The method according to claim 1,
The hydrophilic skin improvement material is a composition, characterized in that it contains 0.001 to 30% by weight relative to the total composition.
The method according to claim 1,
The composition of claim 1, wherein at least one of the reduced pressure concentration step and the freeze-drying step is added after the extract preparation step.
The method according to claim 1,
Wherein b) after the solvent fractionation step, the composition characterized in that the addition of one or more of the reduced pressure concentration process and lyophilization process.

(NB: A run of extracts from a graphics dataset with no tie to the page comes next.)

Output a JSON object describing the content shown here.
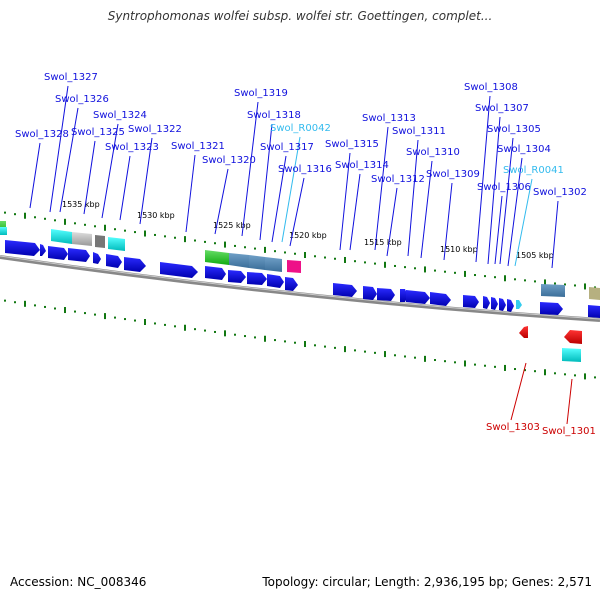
{
  "title": "Syntrophomonas wolfei subsp. wolfei str. Goettingen, complet...",
  "footer": {
    "accession": "Accession: NC_008346",
    "summary": "Topology: circular; Length: 2,936,195 bp; Genes: 2,571"
  },
  "colors": {
    "cds": "#1010dd",
    "rna_label": "#33bbee",
    "reverse_label": "#cc0000",
    "tick": "#117711",
    "backbone": "#777777"
  },
  "kbp_labels": [
    "1535 kbp",
    "1530 kbp",
    "1525 kbp",
    "1520 kbp",
    "1515 kbp",
    "1510 kbp",
    "1505 kbp"
  ],
  "forward_genes": [
    {
      "label": "Swol_1328",
      "kind": "cds"
    },
    {
      "label": "Swol_1327",
      "kind": "cds"
    },
    {
      "label": "Swol_1326",
      "kind": "cds"
    },
    {
      "label": "Swol_1325",
      "kind": "cds"
    },
    {
      "label": "Swol_1324",
      "kind": "cds"
    },
    {
      "label": "Swol_1323",
      "kind": "cds"
    },
    {
      "label": "Swol_1322",
      "kind": "cds"
    },
    {
      "label": "Swol_1321",
      "kind": "cds"
    },
    {
      "label": "Swol_1320",
      "kind": "cds"
    },
    {
      "label": "Swol_1319",
      "kind": "cds"
    },
    {
      "label": "Swol_1318",
      "kind": "cds"
    },
    {
      "label": "Swol_R0042",
      "kind": "rna"
    },
    {
      "label": "Swol_1317",
      "kind": "cds"
    },
    {
      "label": "Swol_1316",
      "kind": "cds"
    },
    {
      "label": "Swol_1315",
      "kind": "cds"
    },
    {
      "label": "Swol_1314",
      "kind": "cds"
    },
    {
      "label": "Swol_1313",
      "kind": "cds"
    },
    {
      "label": "Swol_1312",
      "kind": "cds"
    },
    {
      "label": "Swol_1311",
      "kind": "cds"
    },
    {
      "label": "Swol_1310",
      "kind": "cds"
    },
    {
      "label": "Swol_1309",
      "kind": "cds"
    },
    {
      "label": "Swol_1308",
      "kind": "cds"
    },
    {
      "label": "Swol_1307",
      "kind": "cds"
    },
    {
      "label": "Swol_1306",
      "kind": "cds"
    },
    {
      "label": "Swol_1305",
      "kind": "cds"
    },
    {
      "label": "Swol_1304",
      "kind": "cds"
    },
    {
      "label": "Swol_R0041",
      "kind": "rna"
    },
    {
      "label": "Swol_1302",
      "kind": "cds"
    }
  ],
  "reverse_genes": [
    {
      "label": "Swol_1303",
      "kind": "cds"
    },
    {
      "label": "Swol_1301",
      "kind": "cds"
    }
  ]
}
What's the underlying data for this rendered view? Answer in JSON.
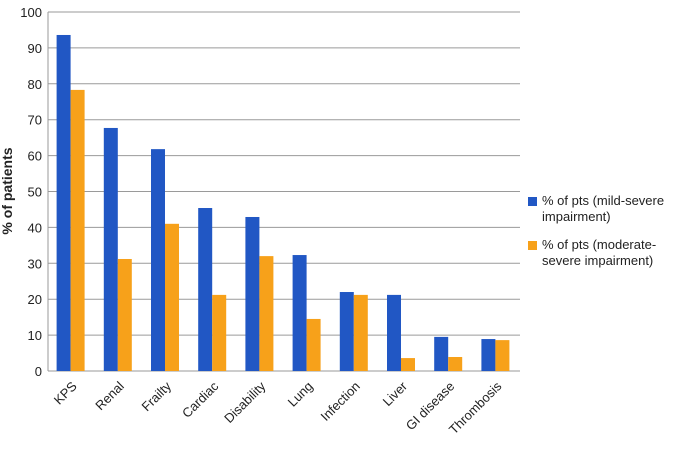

The method according to claim 1,
The b) solvent fractionation process is characterized in that to remove the low-polar solvent layer after mixing and dispersing, standing still by adding a high polar solvent to the prepared Maban extract and then mixed with a low polar solvent.
delete delete delete The method according to claim 1,
The composition of the high polar solvent and the low polar solvent when mixing and dispersing the high-polar solvent: low polar solvent is a volume ratio of 1: 5 to 3: 1.
The method according to claim 1,
The hat band is a composition characterized in that the ball head bead hat.